The numbers were fine even after the first clown jumped out, tested afterward to see if there were any problems. I haven't added anything except the shrimp and clown. 

As for the status, I did a 1.5 gallon water change upon arriving home. Ammonia back to 0ppm, nitrates down to about 5-7 ish. Nitrites 0, ph 8.3.

The fish has mellowed way out since this morning. Still acting up a little, but is usually relaxing by my candy canes. He also ate when I fed him this evening, unlike last night and this morning. 

Also, it seems as tho as he/she is always against the glass, every so often something will float by and hell bite at it.. is it possible it wants another clown?


----------



## Pasfur (Mar 29, 2008)

Fish often press against the glass when stressed. This is not unusual. Adding another clown clown would be very high risk in a small aquarium.

It sounds like things are settling down to normal. That your fish ate is a very big positive. I suspect that your ammonia will drop back to zero today or tomorrow. If I had to form a theory, I would say that your alkalinity is low, allowing for the pH to bounce overnight to a lower level than normal, causing stress on a newly introduced fish. 

A lot of hobbyists do not realize that pH is not a fixed number. There is a pH range that occurs every day, based on the light cycle, with the pH being at its lowest point immediately prior to turning on the lights. This can be even more enhanced in a small aquarium with bright lights. Testing for alkalinity will help you control the pH swing. You adjust alkalinity with a buffer. You add buffers based on the calcium test results, adding either a carbonate buffer or calcium chloride, to balance the major salt ions that make up saltwater. Every marine hobbyist needs to be testing for alkalinity and calcium weekly for the purpose of maintaining a stable environment that resembles the natural ionic balance of the ocean. You did not post an alkalinity result, so I am guessing that this is not part of your routine.


----------



## Arkamaic (May 28, 2009)

No, its not, at least till now. Will pick up some more test solution on the way home. Probably just pick up another API master reef kit.

Are there any buffers that you would recommend??

Thanks for all the help so far with this situation too, Pasfur.


----------



## Pasfur (Mar 29, 2008)

I personally use Kent Marine Super Buffer DKH and Kent Marine Liquid Calcium Chloride.

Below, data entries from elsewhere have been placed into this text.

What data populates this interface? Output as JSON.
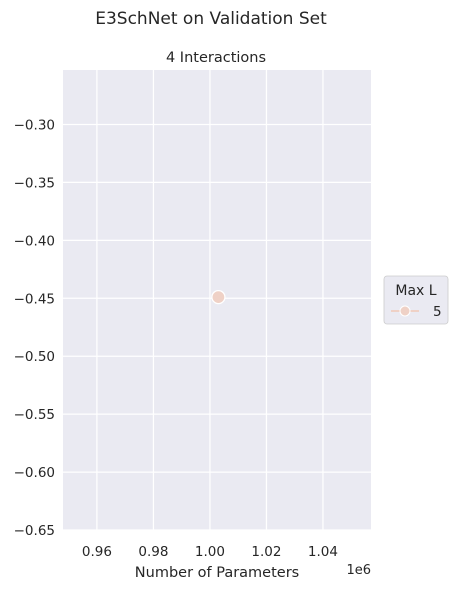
{
  "figure": {
    "suptitle": "E3SchNet on Validation Set"
  },
  "chart_data": {
    "type": "scatter",
    "title": "4 Interactions",
    "xlabel": "Number of Parameters",
    "ylabel": "",
    "x_offset_text": "1e6",
    "xlim": [
      0.948,
      1.057
    ],
    "ylim": [
      -0.65,
      -0.253
    ],
    "x_ticks": [
      0.96,
      0.98,
      1.0,
      1.02,
      1.04
    ],
    "x_tick_labels": [
      "0.96",
      "0.98",
      "1.00",
      "1.02",
      "1.04"
    ],
    "y_ticks": [
      -0.3,
      -0.35,
      -0.4,
      -0.45,
      -0.5,
      -0.55,
      -0.6,
      -0.65
    ],
    "y_tick_labels": [
      "−0.30",
      "−0.35",
      "−0.40",
      "−0.45",
      "−0.50",
      "−0.55",
      "−0.60",
      "−0.65"
    ],
    "grid": true,
    "background": "#eaeaf2",
    "legend": {
      "title": "Max L",
      "placement": "outside-right",
      "entries": [
        {
          "label": "5",
          "color": "#efd1c6"
        }
      ]
    },
    "series": [
      {
        "name": "5",
        "color": "#efd1c6",
        "points": [
          {
            "x": 1.003,
            "y": -0.449
          }
        ]
      }
    ]
  }
}
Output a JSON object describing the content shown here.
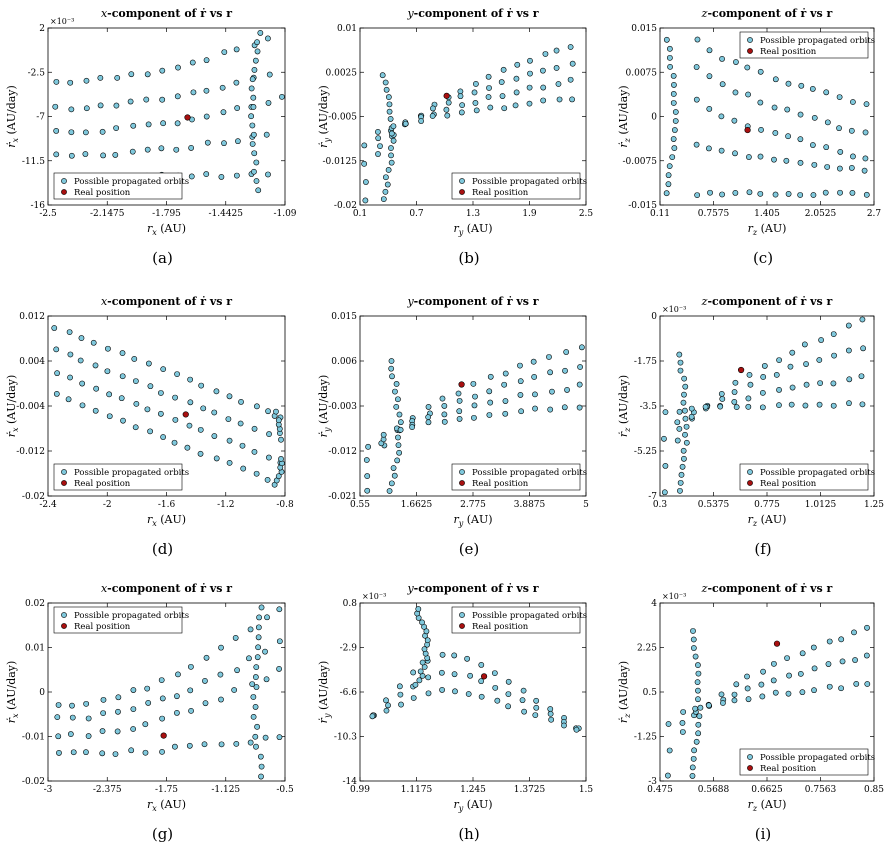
{
  "figure": {
    "marker_color": "#7fc8dc",
    "marker_edge": "#000000",
    "real_color": "#a81010",
    "legend_labels": [
      "Possible propagated orbits",
      "Real position"
    ]
  },
  "chart_data": [
    {
      "panel": "(a)",
      "type": "scatter",
      "title_component": "x",
      "title_rest": "-component of ṙ vs r",
      "xlabel_sym": "r",
      "xlabel_sub": "x",
      "xlabel_unit": " (AU)",
      "ylabel_sym": "ṙ",
      "ylabel_sub": "x",
      "ylabel_unit": " (AU/day)",
      "exponent": "×10⁻³",
      "xlim": [
        -2.5,
        -1.09
      ],
      "ylim": [
        -16,
        2
      ],
      "xticks": [
        "-2.5",
        "-2.1475",
        "-1.795",
        "-1.4425",
        "-1.09"
      ],
      "yticks": [
        "2",
        "-2.5",
        "-7",
        "-11.5",
        "-16"
      ],
      "legend_pos": "bottom-left",
      "series": [
        {
          "name": "Possible propagated orbits",
          "shape": "fan",
          "x_start": -2.45,
          "x_end": -1.1,
          "y_start": [
            -3.5,
            -6.2,
            -8.6,
            -11.0,
            -13.2
          ],
          "y_end": [
            1.5,
            -2.2,
            -5.2,
            -8.5,
            -12.8
          ],
          "points_per_arc": 16,
          "branch_x": -1.25,
          "branch_y_top": 1.5,
          "branch_y_bottom": -14.5
        },
        {
          "name": "Real position",
          "points": [
            [
              -1.67,
              -7.1
            ]
          ]
        }
      ]
    },
    {
      "panel": "(b)",
      "type": "scatter",
      "title_component": "y",
      "title_rest": "-component of ṙ vs r",
      "xlabel_sym": "r",
      "xlabel_sub": "y",
      "xlabel_unit": " (AU)",
      "ylabel_sym": "ṙ",
      "ylabel_sub": "y",
      "ylabel_unit": " (AU/day)",
      "exponent": "",
      "xlim": [
        0.1,
        2.5
      ],
      "ylim": [
        -0.02,
        0.01
      ],
      "xticks": [
        "0.1",
        "0.7",
        "1.3",
        "1.9",
        "2.5"
      ],
      "yticks": [
        "0.01",
        "0.0025",
        "-0.005",
        "-0.0125",
        "-0.02"
      ],
      "legend_pos": "bottom-right",
      "series": [
        {
          "name": "Possible propagated orbits",
          "shape": "rise",
          "x_start": 0.15,
          "x_end": 2.35,
          "y_start": [
            -0.019,
            -0.016,
            -0.013,
            -0.01
          ],
          "y_end": [
            0.007,
            0.004,
            0.001,
            -0.002
          ],
          "points_per_arc": 16,
          "branch_x": 0.35,
          "branch_y_top": 0.002,
          "branch_y_bottom": -0.019
        },
        {
          "name": "Real position",
          "points": [
            [
              1.02,
              -0.0015
            ]
          ]
        }
      ]
    },
    {
      "panel": "(c)",
      "type": "scatter",
      "title_component": "z",
      "title_rest": "-component of ṙ vs r",
      "xlabel_sym": "r",
      "xlabel_sub": "z",
      "xlabel_unit": " (AU)",
      "ylabel_sym": "ṙ",
      "ylabel_sub": "z",
      "ylabel_unit": " (AU/day)",
      "exponent": "",
      "xlim": [
        0.11,
        2.7
      ],
      "ylim": [
        -0.015,
        0.015
      ],
      "xticks": [
        "0.11",
        "0.7575",
        "1.405",
        "2.0525",
        "2.7"
      ],
      "yticks": [
        "0.015",
        "0.0075",
        "0",
        "-0.0075",
        "-0.015"
      ],
      "legend_pos": "top-right",
      "series": [
        {
          "name": "Possible propagated orbits",
          "shape": "fall",
          "x_start": 0.55,
          "x_end": 2.6,
          "y_start": [
            0.013,
            0.0085,
            0.003,
            -0.005,
            -0.013
          ],
          "y_end": [
            0.002,
            -0.003,
            -0.007,
            -0.009,
            -0.013
          ],
          "points_per_arc": 14,
          "branch_x": 0.2,
          "branch_y_top": 0.013,
          "branch_y_bottom": -0.013
        },
        {
          "name": "Real position",
          "points": [
            [
              1.17,
              -0.0023
            ]
          ]
        }
      ]
    },
    {
      "panel": "(d)",
      "type": "scatter",
      "title_component": "x",
      "title_rest": "-component of ṙ vs r",
      "xlabel_sym": "r",
      "xlabel_sub": "x",
      "xlabel_unit": " (AU)",
      "ylabel_sym": "ṙ",
      "ylabel_sub": "x",
      "ylabel_unit": " (AU/day)",
      "exponent": "",
      "xlim": [
        -2.4,
        -0.8
      ],
      "ylim": [
        -0.02,
        0.012
      ],
      "xticks": [
        "-2.4",
        "-2",
        "-1.6",
        "-1.2",
        "-0.8"
      ],
      "yticks": [
        "0.012",
        "0.004",
        "-0.004",
        "-0.012",
        "-0.02"
      ],
      "legend_pos": "bottom-left",
      "series": [
        {
          "name": "Possible propagated orbits",
          "shape": "cloud",
          "x_start": -2.35,
          "x_end": -0.82,
          "y_start": [
            0.01,
            0.006,
            0.002,
            -0.002
          ],
          "y_end": [
            -0.006,
            -0.01,
            -0.014,
            -0.018
          ],
          "points_per_arc": 18,
          "branch_x": -0.87,
          "branch_y_top": -0.005,
          "branch_y_bottom": -0.018
        },
        {
          "name": "Real position",
          "points": [
            [
              -1.47,
              -0.0055
            ]
          ]
        }
      ]
    },
    {
      "panel": "(e)",
      "type": "scatter",
      "title_component": "y",
      "title_rest": "-component of ṙ vs r",
      "xlabel_sym": "r",
      "xlabel_sub": "y",
      "xlabel_unit": " (AU)",
      "ylabel_sym": "ṙ",
      "ylabel_sub": "y",
      "ylabel_unit": " (AU/day)",
      "exponent": "",
      "xlim": [
        0.55,
        5
      ],
      "ylim": [
        -0.021,
        0.015
      ],
      "xticks": [
        "0.55",
        "1.6625",
        "2.775",
        "3.8875",
        "5"
      ],
      "yticks": [
        "0.015",
        "0.006",
        "-0.003",
        "-0.012",
        "-0.021"
      ],
      "legend_pos": "bottom-right",
      "series": [
        {
          "name": "Possible propagated orbits",
          "shape": "rise",
          "x_start": 0.7,
          "x_end": 4.9,
          "y_start": [
            -0.02,
            -0.017,
            -0.014,
            -0.011
          ],
          "y_end": [
            0.009,
            0.005,
            0.001,
            -0.003
          ],
          "points_per_arc": 15,
          "branch_x": 1.15,
          "branch_y_top": 0.006,
          "branch_y_bottom": -0.02
        },
        {
          "name": "Real position",
          "points": [
            [
              2.55,
              0.0013
            ]
          ]
        }
      ]
    },
    {
      "panel": "(f)",
      "type": "scatter",
      "title_component": "z",
      "title_rest": "-component of ṙ vs r",
      "xlabel_sym": "r",
      "xlabel_sub": "z",
      "xlabel_unit": " (AU)",
      "ylabel_sym": "ṙ",
      "ylabel_sub": "z",
      "ylabel_unit": " (AU/day)",
      "exponent": "×10⁻³",
      "xlim": [
        0.3,
        1.25
      ],
      "ylim": [
        -7,
        0
      ],
      "xticks": [
        "0.3",
        "0.5375",
        "0.775",
        "1.0125",
        "1.25"
      ],
      "yticks": [
        "0",
        "-1.75",
        "-3.5",
        "-5.25",
        "-7"
      ],
      "legend_pos": "bottom-right",
      "series": [
        {
          "name": "Possible propagated orbits",
          "shape": "rise",
          "x_start": 0.32,
          "x_end": 1.2,
          "y_start": [
            -6.8,
            -5.8,
            -4.8,
            -3.8
          ],
          "y_end": [
            -0.2,
            -1.2,
            -2.4,
            -3.4
          ],
          "points_per_arc": 15,
          "branch_x": 0.38,
          "branch_y_top": -1.5,
          "branch_y_bottom": -6.8
        },
        {
          "name": "Real position",
          "points": [
            [
              0.66,
              -2.1
            ]
          ]
        }
      ]
    },
    {
      "panel": "(g)",
      "type": "scatter",
      "title_component": "x",
      "title_rest": "-component of ṙ vs r",
      "xlabel_sym": "r",
      "xlabel_sub": "x",
      "xlabel_unit": " (AU)",
      "ylabel_sym": "ṙ",
      "ylabel_sub": "x",
      "ylabel_unit": " (AU/day)",
      "exponent": "",
      "xlim": [
        -3,
        -0.5
      ],
      "ylim": [
        -0.02,
        0.02
      ],
      "xticks": [
        "-3",
        "-2.375",
        "-1.75",
        "-1.125",
        "-0.5"
      ],
      "yticks": [
        "0.02",
        "0.01",
        "0",
        "-0.01",
        "-0.02"
      ],
      "legend_pos": "top-left",
      "series": [
        {
          "name": "Possible propagated orbits",
          "shape": "fan",
          "x_start": -2.9,
          "x_end": -0.55,
          "y_start": [
            -0.003,
            -0.006,
            -0.01,
            -0.014
          ],
          "y_end": [
            0.019,
            0.011,
            0.005,
            -0.01
          ],
          "points_per_arc": 16,
          "branch_x": -0.75,
          "branch_y_top": 0.019,
          "branch_y_bottom": -0.019
        },
        {
          "name": "Real position",
          "points": [
            [
              -1.78,
              -0.0098
            ]
          ]
        }
      ]
    },
    {
      "panel": "(h)",
      "type": "scatter",
      "title_component": "y",
      "title_rest": "-component of ṙ vs r",
      "xlabel_sym": "r",
      "xlabel_sub": "y",
      "xlabel_unit": " (AU)",
      "ylabel_sym": "ṙ",
      "ylabel_sub": "y",
      "ylabel_unit": " (AU/day)",
      "exponent": "×10⁻³",
      "xlim": [
        0.99,
        1.5
      ],
      "ylim": [
        -14,
        0.8
      ],
      "xticks": [
        "0.99",
        "1.1175",
        "1.245",
        "1.3725",
        "1.5"
      ],
      "yticks": [
        "0.8",
        "-2.9",
        "-6.6",
        "-10.3",
        "-14"
      ],
      "legend_pos": "top-right",
      "series": [
        {
          "name": "Possible propagated orbits",
          "shape": "peak",
          "x_start": 0.99,
          "x_end": 1.48,
          "y_start": [
            -9.8,
            -9.5,
            -9.2
          ],
          "y_end": [
            -13.0,
            -12.2,
            -11.5
          ],
          "points_per_arc": 17,
          "branch_x": 1.12,
          "branch_y_top": 0.3,
          "branch_y_bottom": -6.0
        },
        {
          "name": "Real position",
          "points": [
            [
              1.27,
              -5.3
            ]
          ]
        }
      ]
    },
    {
      "panel": "(i)",
      "type": "scatter",
      "title_component": "z",
      "title_rest": "-component of ṙ vs r",
      "xlabel_sym": "r",
      "xlabel_sub": "z",
      "xlabel_unit": " (AU)",
      "ylabel_sym": "ṙ",
      "ylabel_sub": "z",
      "ylabel_unit": " (AU/day)",
      "exponent": "×10⁻³",
      "xlim": [
        0.475,
        0.85
      ],
      "ylim": [
        -3,
        4
      ],
      "xticks": [
        "0.475",
        "0.5688",
        "0.6625",
        "0.7563",
        "0.85"
      ],
      "yticks": [
        "4",
        "2.25",
        "0.5",
        "-1.25",
        "-3"
      ],
      "legend_pos": "bottom-right",
      "series": [
        {
          "name": "Possible propagated orbits",
          "shape": "rise",
          "x_start": 0.49,
          "x_end": 0.84,
          "y_start": [
            -2.8,
            -1.8,
            -0.8
          ],
          "y_end": [
            3.0,
            1.9,
            0.8
          ],
          "points_per_arc": 16,
          "branch_x": 0.53,
          "branch_y_top": 2.9,
          "branch_y_bottom": -2.8
        },
        {
          "name": "Real position",
          "points": [
            [
              0.68,
              2.4
            ]
          ]
        }
      ]
    }
  ]
}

You need both, because the entire buffer system depends on the relationship of calcium to the other buffering ions. 

I aim to keep my alkalinity at 8-12 dkh and Calcium at 400-460ppm.


----------



## Arkamaic (May 28, 2009)

Ok, well great news. Clown has finally hosted on the mushrooms in the center of my tank. =D movements are much smoother, and well as slower. It's awesome that it hosted. my last one didn't.

And perfect. Thats what the LFS recommended as well. So I got it, and plan on aiming towards those numbers there. =D


----------